I'm going to say that what's critical is the corollary to A. That you can use the logic of the fiction to take actions the writers of the rules have not considered. And it's stepping round the rules that is credited with the invention of the RPG.
 

Celebrim I'm not sold on the single role thing though. It's pretty common for players to have more than one role in an rpg. Controlling multiple characters isn't that rare. Note are adjunct characters like familiars or the like.
 

a) Is there a fiction that is important to the resolution? (Chess: no, no one need really think of the game as representing a battlefield)
b) Are you playing a role? (Chess: no, you are directing a large number of pieces, none of which you are required to identify as you)
c) Is there a fortune mechanic, such that you can offer propositions within the fiction without certainty of success? (Chess: Hmmm... Taken as a whole the game itself could be taken as a fortune mechanic, weighted so that it was more likely that the player of greater skill would win, but on the whole, no.)

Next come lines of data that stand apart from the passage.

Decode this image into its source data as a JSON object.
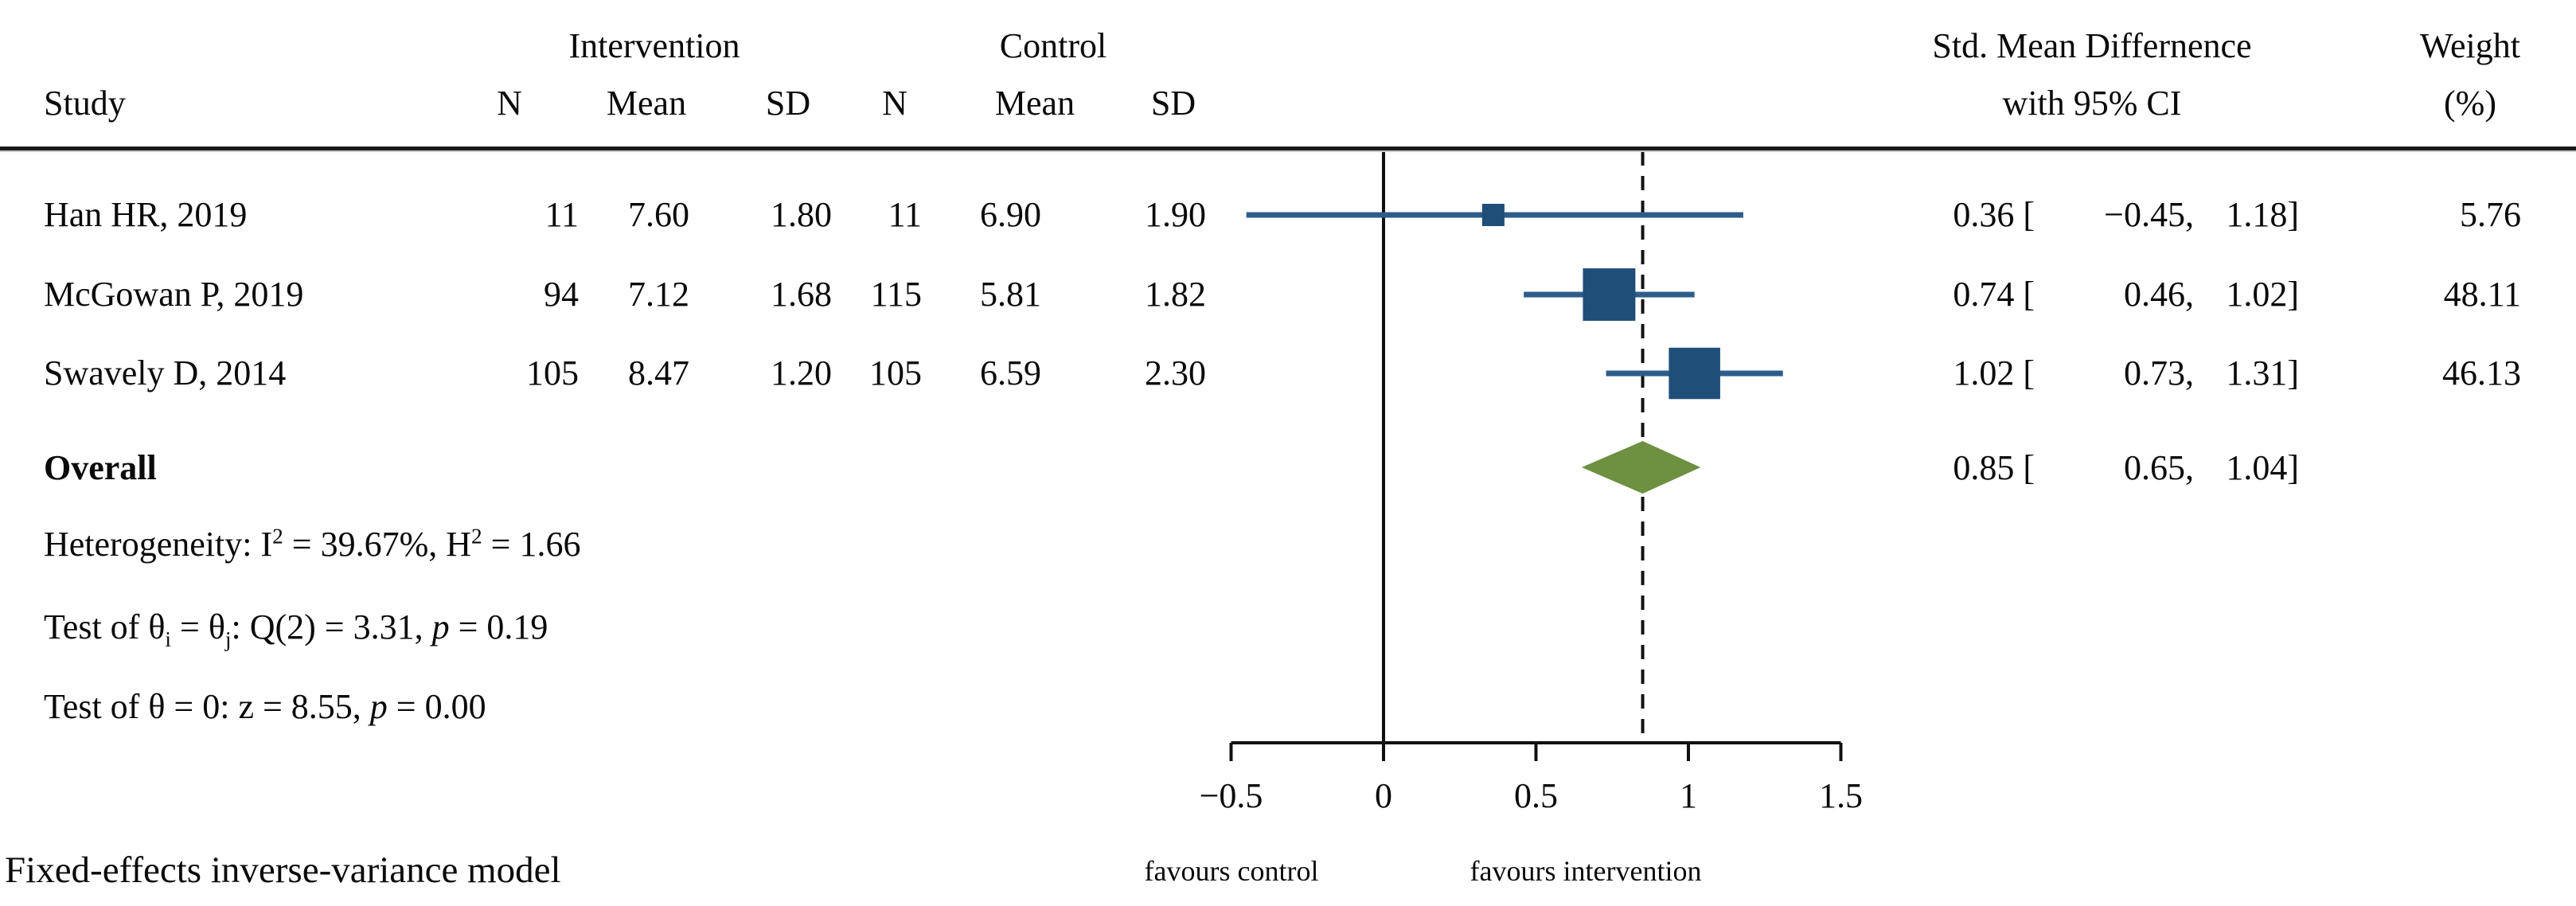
{
  "header": {
    "study": "Study",
    "intervention": "Intervention",
    "control": "Control",
    "n": "N",
    "mean": "Mean",
    "sd": "SD",
    "effect_line1": "Std. Mean Differnence",
    "effect_line2": "with 95% CI",
    "weight_line1": "Weight",
    "weight_line2": "(%)"
  },
  "rows": [
    {
      "study": "Han HR, 2019",
      "n_int": "11",
      "mean_int": "7.60",
      "sd_int": "1.80",
      "n_ctl": "11",
      "mean_ctl": "6.90",
      "sd_ctl": "1.90",
      "est_cell": "0.36 [",
      "lo_cell": "−0.45,",
      "hi_cell": "1.18]",
      "weight": "5.76"
    },
    {
      "study": "McGowan P, 2019",
      "n_int": "94",
      "mean_int": "7.12",
      "sd_int": "1.68",
      "n_ctl": "115",
      "mean_ctl": "5.81",
      "sd_ctl": "1.82",
      "est_cell": "0.74 [",
      "lo_cell": "0.46,",
      "hi_cell": "1.02]",
      "weight": "48.11"
    },
    {
      "study": "Swavely D, 2014",
      "n_int": "105",
      "mean_int": "8.47",
      "sd_int": "1.20",
      "n_ctl": "105",
      "mean_ctl": "6.59",
      "sd_ctl": "2.30",
      "est_cell": "1.02 [",
      "lo_cell": "0.73,",
      "hi_cell": "1.31]",
      "weight": "46.13"
    }
  ],
  "overall": {
    "label": "Overall",
    "est_cell": "0.85 [",
    "lo_cell": "0.65,",
    "hi_cell": "1.04]"
  },
  "stats": {
    "heterogeneity_html": "Heterogeneity: I<sup>2</sup> = 39.67%, H<sup>2</sup> = 1.66",
    "test_q_html": "Test of θ<sub>i</sub> = θ<sub>j</sub>: Q(2) = 3.31, <i>p</i> = 0.19",
    "test_z_html": "Test of θ = 0: z = 8.55, <i>p</i> = 0.00"
  },
  "footer": {
    "model": "Fixed-effects inverse-variance model",
    "favours_left": "favours control",
    "favours_right": "favours intervention"
  },
  "colors": {
    "marker": "#1f4e79",
    "ci_line": "#2e5c8a",
    "diamond": "#6d9041",
    "line": "#111111"
  },
  "chart_data": {
    "type": "forest",
    "title": "Std. Mean Differnence with 95% CI",
    "x_axis": {
      "min": -0.5,
      "max": 1.5,
      "ticks": [
        -0.5,
        0,
        0.5,
        1,
        1.5
      ],
      "tick_labels": [
        "−0.5",
        "0",
        "0.5",
        "1",
        "1.5"
      ],
      "ref_line": 0,
      "overall_dashed_line": 0.85
    },
    "studies": [
      {
        "name": "Han HR, 2019",
        "n_intervention": 11,
        "mean_intervention": 7.6,
        "sd_intervention": 1.8,
        "n_control": 11,
        "mean_control": 6.9,
        "sd_control": 1.9,
        "smd": 0.36,
        "ci_low": -0.45,
        "ci_high": 1.18,
        "weight_pct": 5.76
      },
      {
        "name": "McGowan P, 2019",
        "n_intervention": 94,
        "mean_intervention": 7.12,
        "sd_intervention": 1.68,
        "n_control": 115,
        "mean_control": 5.81,
        "sd_control": 1.82,
        "smd": 0.74,
        "ci_low": 0.46,
        "ci_high": 1.02,
        "weight_pct": 48.11
      },
      {
        "name": "Swavely D, 2014",
        "n_intervention": 105,
        "mean_intervention": 8.47,
        "sd_intervention": 1.2,
        "n_control": 105,
        "mean_control": 6.59,
        "sd_control": 2.3,
        "smd": 1.02,
        "ci_low": 0.73,
        "ci_high": 1.31,
        "weight_pct": 46.13
      }
    ],
    "overall": {
      "smd": 0.85,
      "ci_low": 0.65,
      "ci_high": 1.04
    },
    "heterogeneity": {
      "I2_pct": 39.67,
      "H2": 1.66,
      "Q_df": 2,
      "Q": 3.31,
      "p_Q": 0.19,
      "z": 8.55,
      "p_z": 0.0
    },
    "model": "Fixed-effects inverse-variance model",
    "favours": {
      "left": "favours control",
      "right": "favours intervention"
    }
  }
}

I see where you're going with it, and it's a fine observation that D&D came from a war game. The scale of player focus/command& control transitioned from army to squad to individuals. once one player controlled on character, its a simple leap to "acting like that character" aka Role Playing.

I do have a nitpick. Feature C, Fortune. I don't think that's the right concept. a game doesn't have to use random chance (ex. dice) to resolve a conflict. Chess obviously uses initiative (if it's your turn, you win the fight when you move into another square). Other games use numeric rank (I have a 5, you have a 4, I win).

It's less about certainty of success, and more about "there's a system that exists to resolve failure or success in specific ways"

Which is sort of the difference between Improv Theatre, and Games (capital G meaning activities with rules).